NAGS HEAD, N.C. (WAVY) — For years Cathy and Michael Zito spent every summer in the Outer Banks with their children.
They loved the area so much they bought an oceanfront property in Nags Head in 2008. The next eight years were filled with summer vacations and weekend getaways at the beach house.
Then in 2016, the Zitos’ phone rang at 2 a.m. Cathy Zito answered, and on the other line was the Nags Head Fire Chief, who told them their beloved home had gone up in flames. There was nothing left.
An investigation by the fire department ruled the cause as “inconclusive.”
The fire happened during the tail end of Hurricane Matthew. Power on the Outer Banks had been out for days.
The call about the fire at the Zitos’ property came just minutes after power had been restored to the area.
The next morning the Zitos’ nephew went to check on the damage.
“He had been at the house the day before telling me everything was OK,” Cathy explained. “He couldn’t believe it and he went over there that morning and took some pictures. One of the photos shows the sunrise over the ocean with just our house completely burned down.”
Fires are devastating, but homes can be rebuilt, can’t they?
The Zitos were shocked to find out the answer was no. This kicked off a two-year-long legal battle the couple is still fighting.
“We said we want to build the exact same house in the exact same spot,” said Cathy Zito. “We’re not going to change anything.
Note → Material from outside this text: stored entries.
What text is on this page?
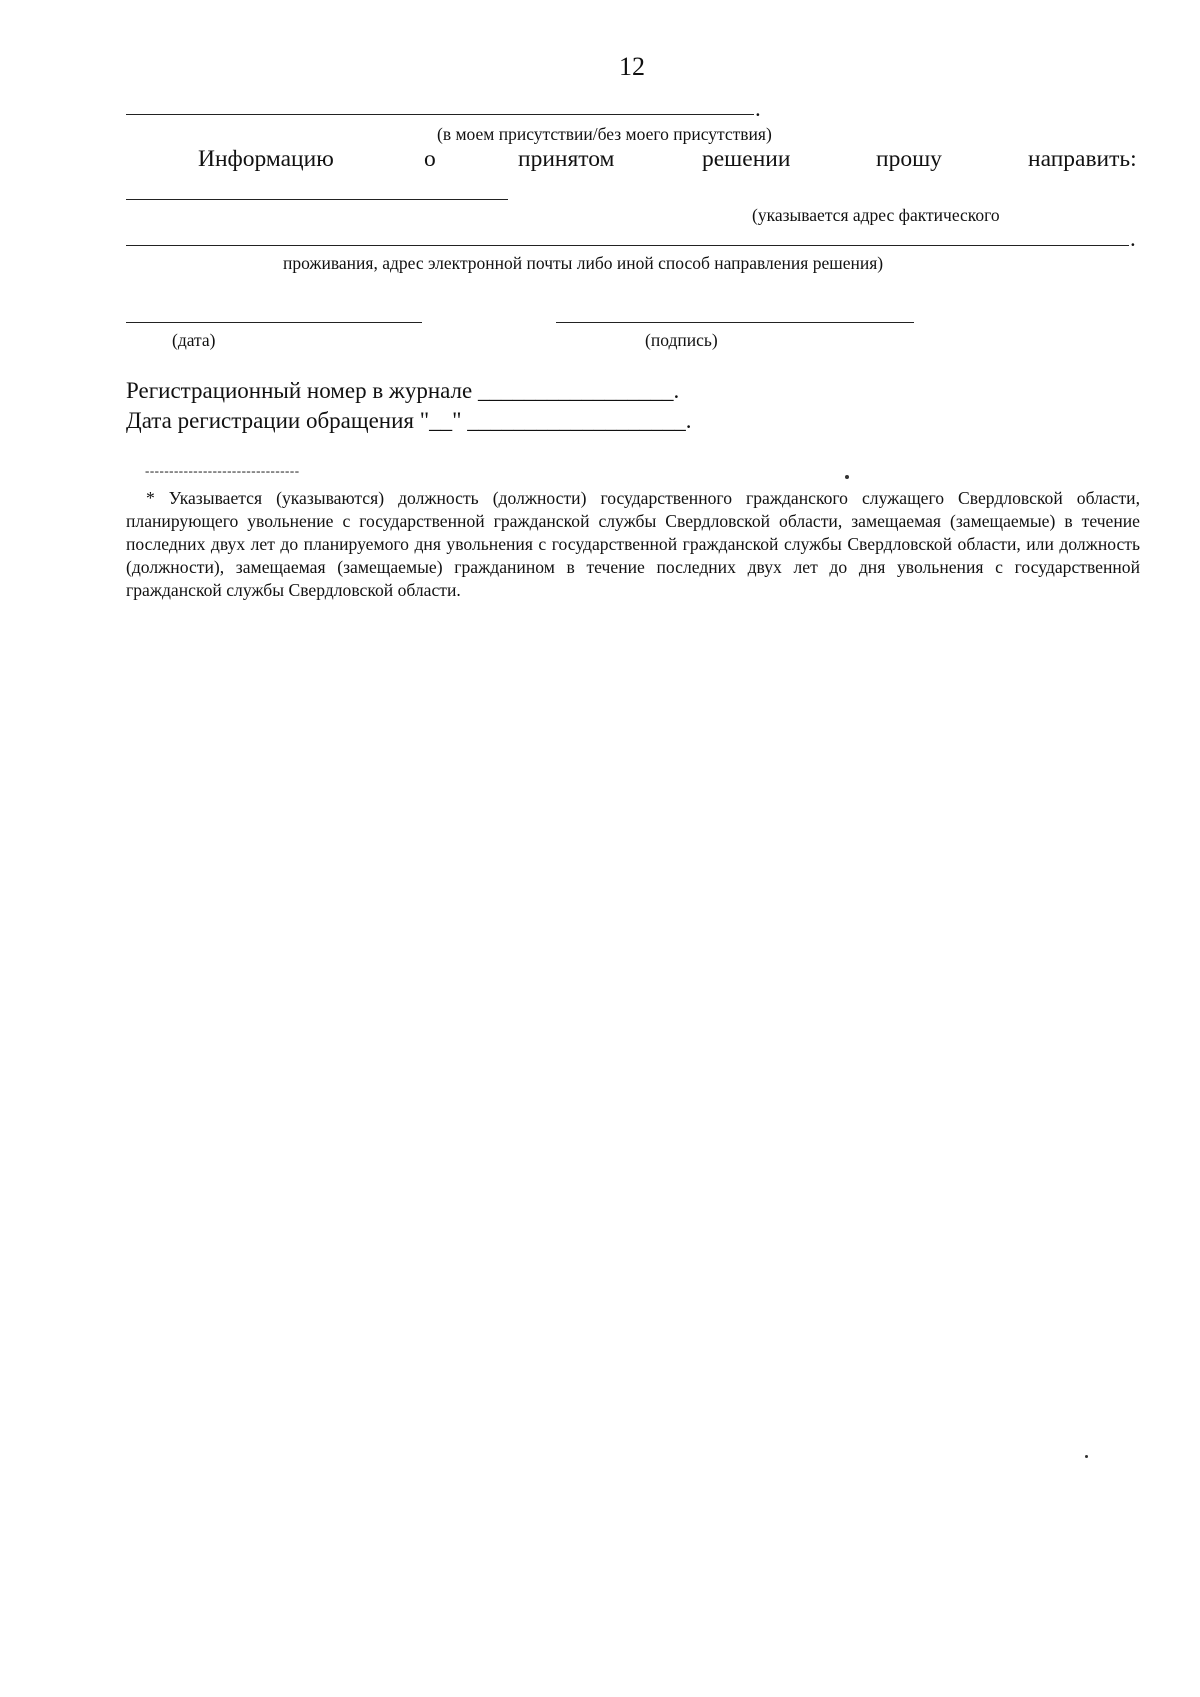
12
.
(в моем присутствии/без моего присутствия)
Информацию	о	принятом	решении	прошу	направить:
(указывается адрес фактического
.
проживания, адрес электронной почты либо иной способ направления решения)
(дата)	(подпись)
Регистрационный номер в журнале _________________.
Дата регистрации обращения "__" ___________________.
--------------------------------

* Указывается (указываются) должность (должности) государственного гражданского служащего Свердловской области, планирующего увольнение с государственной гражданской службы Свердловской области, замещаемая (замещаемые) в течение последних двух лет до планируемого дня увольнения с государственной гражданской службы Свердловской области, или должность (должности), замещаемая (замещаемые) гражданином в течение последних двух лет до дня увольнения с государственной гражданской службы Свердловской области.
We don’t want to add up, we don’t want to add size.”
After the fire, the Zito’s, of Maryland, applied for a building permit.
The local government denied the permit because the land is now part of what’s called an Ocean Hazard Area of Environmental Concern or an AEC.
According to the Coastal Resources Commission, this area of Nags Head is subject to rules around the line of vegetation following a large beach re-nourishment project in 2011. This zone was established after they bought the property in 2008.
Hazard areas include places like beaches, which are subject to excessive erosion and flood damage. The rules state new construction must be 180 feet back from the vegetation line. The Zitos lot sits 12 feet from the line.
The Zitos aren’t a special case, if any of their neighbors’ houses are destroyed, they can’t rebuild either.
Not being able to build there, rebuild there, would have never ever crossed my mind,” said Michael Zito. “It makes no common sense to me.”
The Pacific Legal Foundation has now taken on the Zitos’ case pro-bono.
“This is a classic example of government overreach in an instance where we hope that the government will do the right thing,” said Glenn Roper, a lawyer with PLF.
The legal team helped the Zitos file a federal lawsuit. The PLF lawyers argue if the government tells the Zitos they can’t rebuild, the government must compensate them, citing the 5th amendment, which states no one shall, ” … be deprived of life, liberty, or property, without due process of law; nor shall private property be taken for public use, without just compensation.”
The Zito family hasn’t been back to the Outer Banks since the fire. They say it’s too painful.
Although they still pay the mortgage and property taxes on a home they can’t rebuild.